Thursday, July 22, 2010

Why a duck?

This is an image of Kelsey steering an amphibious landing vehicle - a DUKW.  Chattanooga Duck use only the WWII GMC DUKWs on their tours.  We were told that many like touring companies use replica's of the DUKW - not these guys.

The DUKW saw action in all theaters of World War II and Korea as a ship-to-shore transporter of soldiers and supplies. DUKWs proved to be critical to the even flow of supplies from ship to shore.
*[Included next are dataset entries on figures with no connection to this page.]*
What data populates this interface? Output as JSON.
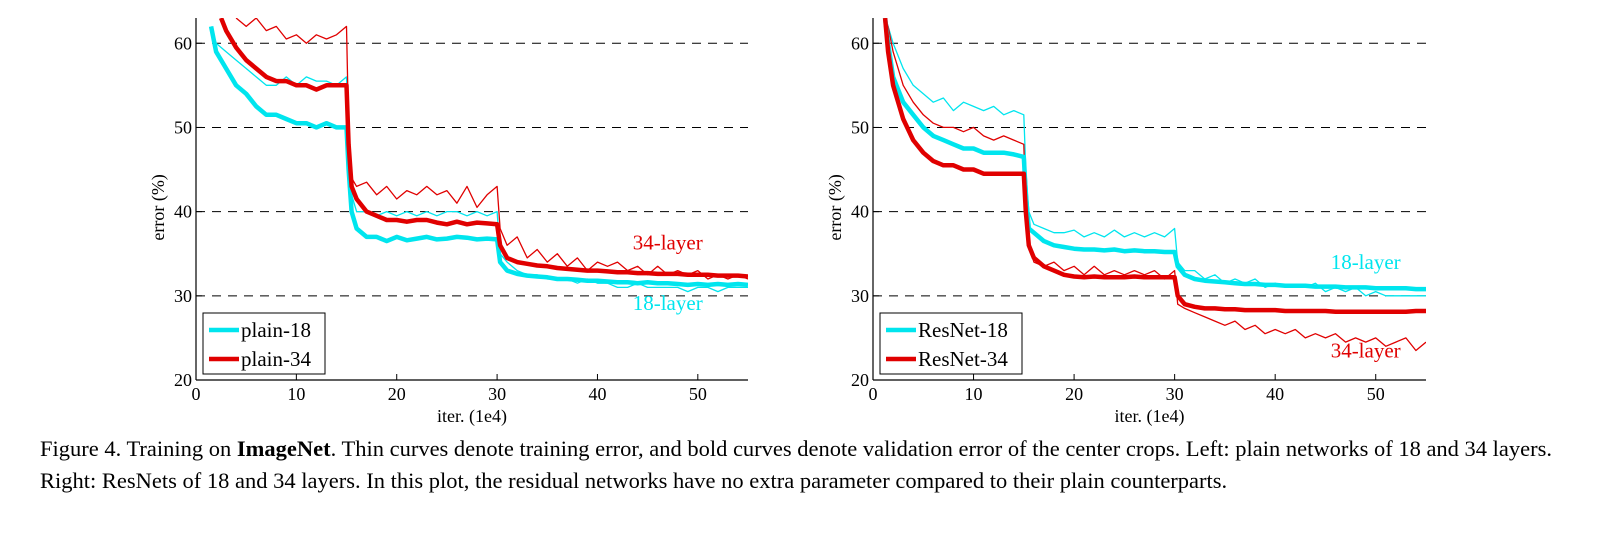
{
  "chart_data": [
    {
      "type": "line",
      "xlabel": "iter. (1e4)",
      "ylabel": "error (%)",
      "xlim": [
        0,
        55
      ],
      "ylim": [
        20,
        63
      ],
      "xticks": [
        0,
        10,
        20,
        30,
        40,
        50
      ],
      "yticks": [
        20,
        30,
        40,
        50,
        60
      ],
      "grid": "horizontal dashed",
      "legend_position": "bottom-left",
      "legend": [
        "plain-18",
        "plain-34"
      ],
      "annotations": [
        {
          "text": "34-layer",
          "x": 47,
          "y": 35.5,
          "color": "#e00000"
        },
        {
          "text": "18-layer",
          "x": 47,
          "y": 28.3,
          "color": "#00e5ee"
        }
      ],
      "series": [
        {
          "name": "plain-18",
          "color": "#00e5ee",
          "style": "bold",
          "x": [
            1.5,
            2,
            3,
            4,
            5,
            6,
            7,
            8,
            9,
            10,
            11,
            12,
            13,
            14,
            15,
            15.2,
            15.5,
            16,
            17,
            18,
            19,
            20,
            21,
            22,
            23,
            24,
            25,
            26,
            27,
            28,
            29,
            30,
            30.3,
            31,
            32,
            33,
            34,
            35,
            36,
            37,
            38,
            39,
            40,
            41,
            42,
            43,
            44,
            45,
            46,
            47,
            48,
            49,
            50,
            51,
            52,
            53,
            54,
            55
          ],
          "y": [
            62,
            59,
            57,
            55,
            54,
            52.5,
            51.5,
            51.5,
            51,
            50.5,
            50.5,
            50,
            50.5,
            50,
            50,
            45,
            40,
            38,
            37,
            37,
            36.5,
            37,
            36.6,
            36.8,
            37,
            36.7,
            36.8,
            37,
            36.9,
            36.7,
            36.8,
            36.7,
            34,
            33,
            32.6,
            32.4,
            32.3,
            32.2,
            32,
            32,
            31.9,
            31.8,
            31.8,
            31.7,
            31.6,
            31.6,
            31.5,
            31.6,
            31.5,
            31.5,
            31.4,
            31.3,
            31.4,
            31.3,
            31.4,
            31.3,
            31.4,
            31.3
          ]
        },
        {
          "name": "plain-34",
          "color": "#e00000",
          "style": "bold",
          "x": [
            2.5,
            3,
            4,
            5,
            6,
            7,
            8,
            9,
            10,
            11,
            12,
            13,
            14,
            15,
            15.2,
            15.5,
            16,
            17,
            18,
            19,
            20,
            21,
            22,
            23,
            24,
            25,
            26,
            27,
            28,
            29,
            30,
            30.3,
            31,
            32,
            33,
            34,
            35,
            36,
            37,
            38,
            39,
            40,
            41,
            42,
            43,
            44,
            45,
            46,
            47,
            48,
            49,
            50,
            51,
            52,
            53,
            54,
            55
          ],
          "y": [
            63,
            61.5,
            59.5,
            58,
            57,
            56,
            55.5,
            55.5,
            55,
            55,
            54.5,
            55,
            55,
            55,
            48,
            43,
            41.5,
            40,
            39.5,
            39,
            39,
            38.8,
            39,
            39,
            38.7,
            38.5,
            38.8,
            38.5,
            38.7,
            38.6,
            38.5,
            36,
            34.5,
            34,
            33.8,
            33.6,
            33.5,
            33.3,
            33.2,
            33.1,
            33,
            33,
            32.9,
            32.8,
            32.8,
            32.7,
            32.7,
            32.6,
            32.6,
            32.6,
            32.5,
            32.5,
            32.5,
            32.4,
            32.4,
            32.4,
            32.3
          ]
        },
        {
          "name": "plain-18 train",
          "color": "#00e5ee",
          "style": "thin",
          "x": [
            1.5,
            2,
            3,
            4,
            5,
            6,
            7,
            8,
            9,
            10,
            11,
            12,
            13,
            14,
            15,
            15.2,
            15.5,
            16,
            17,
            18,
            19,
            20,
            21,
            22,
            23,
            24,
            25,
            26,
            27,
            28,
            29,
            30,
            30.3,
            31,
            32,
            33,
            34,
            35,
            36,
            37,
            38,
            39,
            40,
            41,
            42,
            43,
            44,
            45,
            46,
            47,
            48,
            49,
            50,
            51,
            52,
            53,
            54,
            55
          ],
          "y": [
            62,
            60,
            59,
            58,
            57,
            56,
            55,
            55,
            56,
            55,
            56,
            55.5,
            55.5,
            55,
            56,
            48,
            42,
            40,
            40,
            39.5,
            40,
            39.5,
            40,
            39.5,
            40,
            39.5,
            40,
            40,
            39.5,
            40,
            39.5,
            40,
            35,
            34,
            33,
            32.5,
            32.5,
            32,
            32,
            32,
            31.5,
            32,
            31.5,
            31.5,
            31,
            31,
            31.5,
            31,
            31,
            31,
            31,
            30.5,
            31,
            31,
            30.5,
            31,
            31,
            31
          ]
        },
        {
          "name": "plain-34 train",
          "color": "#e00000",
          "style": "thin",
          "x": [
            4,
            5,
            6,
            7,
            8,
            9,
            10,
            11,
            12,
            13,
            14,
            15,
            15.2,
            15.5,
            16,
            17,
            18,
            19,
            20,
            21,
            22,
            23,
            24,
            25,
            26,
            27,
            28,
            29,
            30,
            30.3,
            31,
            32,
            33,
            34,
            35,
            36,
            37,
            38,
            39,
            40,
            41,
            42,
            43,
            44,
            45,
            46,
            47,
            48,
            49,
            50,
            51,
            52,
            53,
            54,
            55
          ],
          "y": [
            63,
            62,
            63,
            61.5,
            62,
            60.5,
            61,
            60,
            61,
            60.5,
            61,
            62,
            50,
            44,
            43,
            43.5,
            42,
            43,
            41.5,
            42.5,
            42,
            43,
            42,
            42.5,
            41,
            43,
            40.5,
            42,
            43,
            38,
            36,
            37,
            34.5,
            35.5,
            34,
            35,
            33.5,
            34.5,
            33,
            34,
            33.5,
            34,
            33,
            33.5,
            32.5,
            33.5,
            32.5,
            33,
            32.5,
            33,
            32,
            32.5,
            32,
            32.5,
            32
          ]
        }
      ]
    },
    {
      "type": "line",
      "xlabel": "iter. (1e4)",
      "ylabel": "error (%)",
      "xlim": [
        0,
        55
      ],
      "ylim": [
        20,
        63
      ],
      "xticks": [
        0,
        10,
        20,
        30,
        40,
        50
      ],
      "yticks": [
        20,
        30,
        40,
        50,
        60
      ],
      "grid": "horizontal dashed",
      "legend_position": "bottom-left",
      "legend": [
        "ResNet-18",
        "ResNet-34"
      ],
      "annotations": [
        {
          "text": "18-layer",
          "x": 49,
          "y": 33.2,
          "color": "#00e5ee"
        },
        {
          "text": "34-layer",
          "x": 49,
          "y": 22.7,
          "color": "#e00000"
        }
      ],
      "series": [
        {
          "name": "ResNet-18",
          "color": "#00e5ee",
          "style": "bold",
          "x": [
            1.2,
            1.5,
            2,
            3,
            4,
            5,
            6,
            7,
            8,
            9,
            10,
            11,
            12,
            13,
            14,
            15,
            15.2,
            15.5,
            16,
            17,
            18,
            19,
            20,
            21,
            22,
            23,
            24,
            25,
            26,
            27,
            28,
            29,
            30,
            30.3,
            31,
            32,
            33,
            34,
            35,
            36,
            37,
            38,
            39,
            40,
            41,
            42,
            43,
            44,
            45,
            46,
            47,
            48,
            49,
            50,
            51,
            52,
            53,
            54,
            55
          ],
          "y": [
            63,
            60,
            56,
            53,
            51.5,
            50,
            49,
            48.5,
            48,
            47.5,
            47.5,
            47,
            47,
            47,
            46.8,
            46.5,
            42,
            38,
            37.5,
            36.5,
            36,
            35.8,
            35.6,
            35.5,
            35.5,
            35.4,
            35.5,
            35.3,
            35.4,
            35.3,
            35.3,
            35.2,
            35.2,
            33.5,
            32.5,
            32,
            31.8,
            31.7,
            31.6,
            31.5,
            31.4,
            31.4,
            31.3,
            31.3,
            31.2,
            31.2,
            31.2,
            31.1,
            31.1,
            31.1,
            31,
            31,
            31,
            30.9,
            30.9,
            30.9,
            30.9,
            30.8,
            30.8
          ]
        },
        {
          "name": "ResNet-34",
          "color": "#e00000",
          "style": "bold",
          "x": [
            1.2,
            1.5,
            2,
            3,
            4,
            5,
            6,
            7,
            8,
            9,
            10,
            11,
            12,
            13,
            14,
            15,
            15.2,
            15.5,
            16,
            17,
            18,
            19,
            20,
            21,
            22,
            23,
            24,
            25,
            26,
            27,
            28,
            29,
            30,
            30.3,
            31,
            32,
            33,
            34,
            35,
            36,
            37,
            38,
            39,
            40,
            41,
            42,
            43,
            44,
            45,
            46,
            47,
            48,
            49,
            50,
            51,
            52,
            53,
            54,
            55
          ],
          "y": [
            63,
            59,
            55,
            51,
            48.5,
            47,
            46,
            45.5,
            45.5,
            45,
            45,
            44.5,
            44.5,
            44.5,
            44.5,
            44.5,
            40,
            36,
            34.5,
            33.5,
            33,
            32.5,
            32.3,
            32.2,
            32.3,
            32.2,
            32.2,
            32.2,
            32.3,
            32.2,
            32.2,
            32.2,
            32.2,
            30,
            29,
            28.7,
            28.5,
            28.5,
            28.4,
            28.4,
            28.3,
            28.3,
            28.3,
            28.3,
            28.2,
            28.2,
            28.2,
            28.2,
            28.2,
            28.1,
            28.1,
            28.1,
            28.1,
            28.1,
            28.1,
            28.1,
            28.1,
            28.2,
            28.2
          ]
        },
        {
          "name": "ResNet-18 train",
          "color": "#00e5ee",
          "style": "thin",
          "x": [
            1.2,
            1.5,
            2,
            3,
            4,
            5,
            6,
            7,
            8,
            9,
            10,
            11,
            12,
            13,
            14,
            15,
            15.2,
            15.5,
            16,
            17,
            18,
            19,
            20,
            21,
            22,
            23,
            24,
            25,
            26,
            27,
            28,
            29,
            30,
            30.3,
            31,
            32,
            33,
            34,
            35,
            36,
            37,
            38,
            39,
            40,
            41,
            42,
            43,
            44,
            45,
            46,
            47,
            48,
            49,
            50,
            51,
            52,
            53,
            54,
            55
          ],
          "y": [
            63,
            62,
            60,
            57,
            55,
            54,
            53,
            53.5,
            52,
            53,
            52.5,
            52,
            52.5,
            51.5,
            52,
            51.5,
            45,
            40,
            38.5,
            38,
            37.5,
            37.5,
            37.8,
            37,
            37.5,
            37,
            37.8,
            37,
            37.5,
            37,
            37.5,
            37,
            38,
            34,
            33,
            33,
            32,
            32.5,
            31.5,
            32,
            31.5,
            32,
            31,
            31.5,
            31,
            31,
            31,
            31.5,
            30.5,
            31,
            30.5,
            31,
            30,
            30.5,
            30,
            30,
            30,
            30,
            30
          ]
        },
        {
          "name": "ResNet-34 train",
          "color": "#e00000",
          "style": "thin",
          "x": [
            1.2,
            1.5,
            2,
            3,
            4,
            5,
            6,
            7,
            8,
            9,
            10,
            11,
            12,
            13,
            14,
            15,
            15.2,
            15.5,
            16,
            17,
            18,
            19,
            20,
            21,
            22,
            23,
            24,
            25,
            26,
            27,
            28,
            29,
            30,
            30.3,
            31,
            32,
            33,
            34,
            35,
            36,
            37,
            38,
            39,
            40,
            41,
            42,
            43,
            44,
            45,
            46,
            47,
            48,
            49,
            50,
            51,
            52,
            53,
            54,
            55
          ],
          "y": [
            63,
            62,
            59,
            55,
            53,
            51.5,
            50.5,
            50,
            50,
            49.5,
            50,
            49,
            48.5,
            49,
            48.5,
            48,
            40,
            36,
            34,
            33.5,
            34,
            33,
            33.5,
            32.5,
            33.5,
            32.5,
            33,
            32.5,
            33,
            32.5,
            33,
            32,
            33,
            29,
            28.5,
            28,
            27.5,
            27,
            26.5,
            27,
            26,
            26.5,
            25.5,
            26,
            25.5,
            26,
            25,
            25.5,
            25,
            25.5,
            24.5,
            25,
            24.5,
            25,
            24,
            24.5,
            25,
            23.5,
            24.5
          ]
        }
      ]
    }
  ],
  "caption": {
    "prefix": "Figure 4. Training on ",
    "bold": "ImageNet",
    "rest": ". Thin curves denote training error, and bold curves denote validation error of the center crops. Left: plain networks of 18 and 34 layers. Right: ResNets of 18 and 34 layers. In this plot, the residual networks have no extra parameter compared to their plain counterparts."
  }
}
The initial intent was to develop a lighter vehicle that could ferry supplies from ships anchored offshore and drive right up over the beach to support the supply lines.  The DUKW's were used in all theater's of war during WWII as well as in Korea.  It's a great experience learning about history as you're riding history.
The captain of the 'Daffy Dukw' was kind enough to let our 7 year old take the wheel as we circled around Madellan Island.  This was our second tour aboard a Chattanooga Duck.  The first time was when Katie was little.  We wanted Kelsey to have the same experience that Katie did.  Both times, the captains were knowledgeable about the history of the craft, and the history of Chattanooga on and off land.  It's also nice to have a tour guide with a sharp sense of humor.
Above is an image that Gina took just prior to the Captain asking his passengers if we wanted to do this slow or fast.  We of course all said, "FAST!"  That was the only fast thing about the tour.  DUKWs don't go that fast in water.  That's why so many who had the privilege of riding them under fire during WWII called them 'Sitting Ducks'.  We were told that all of the DUKWs found in the U.S. never saw combat.  No one was fond of them and so they did not make it back state-side after the war.  All the GMC DUKWs found in the U.S. today never left America.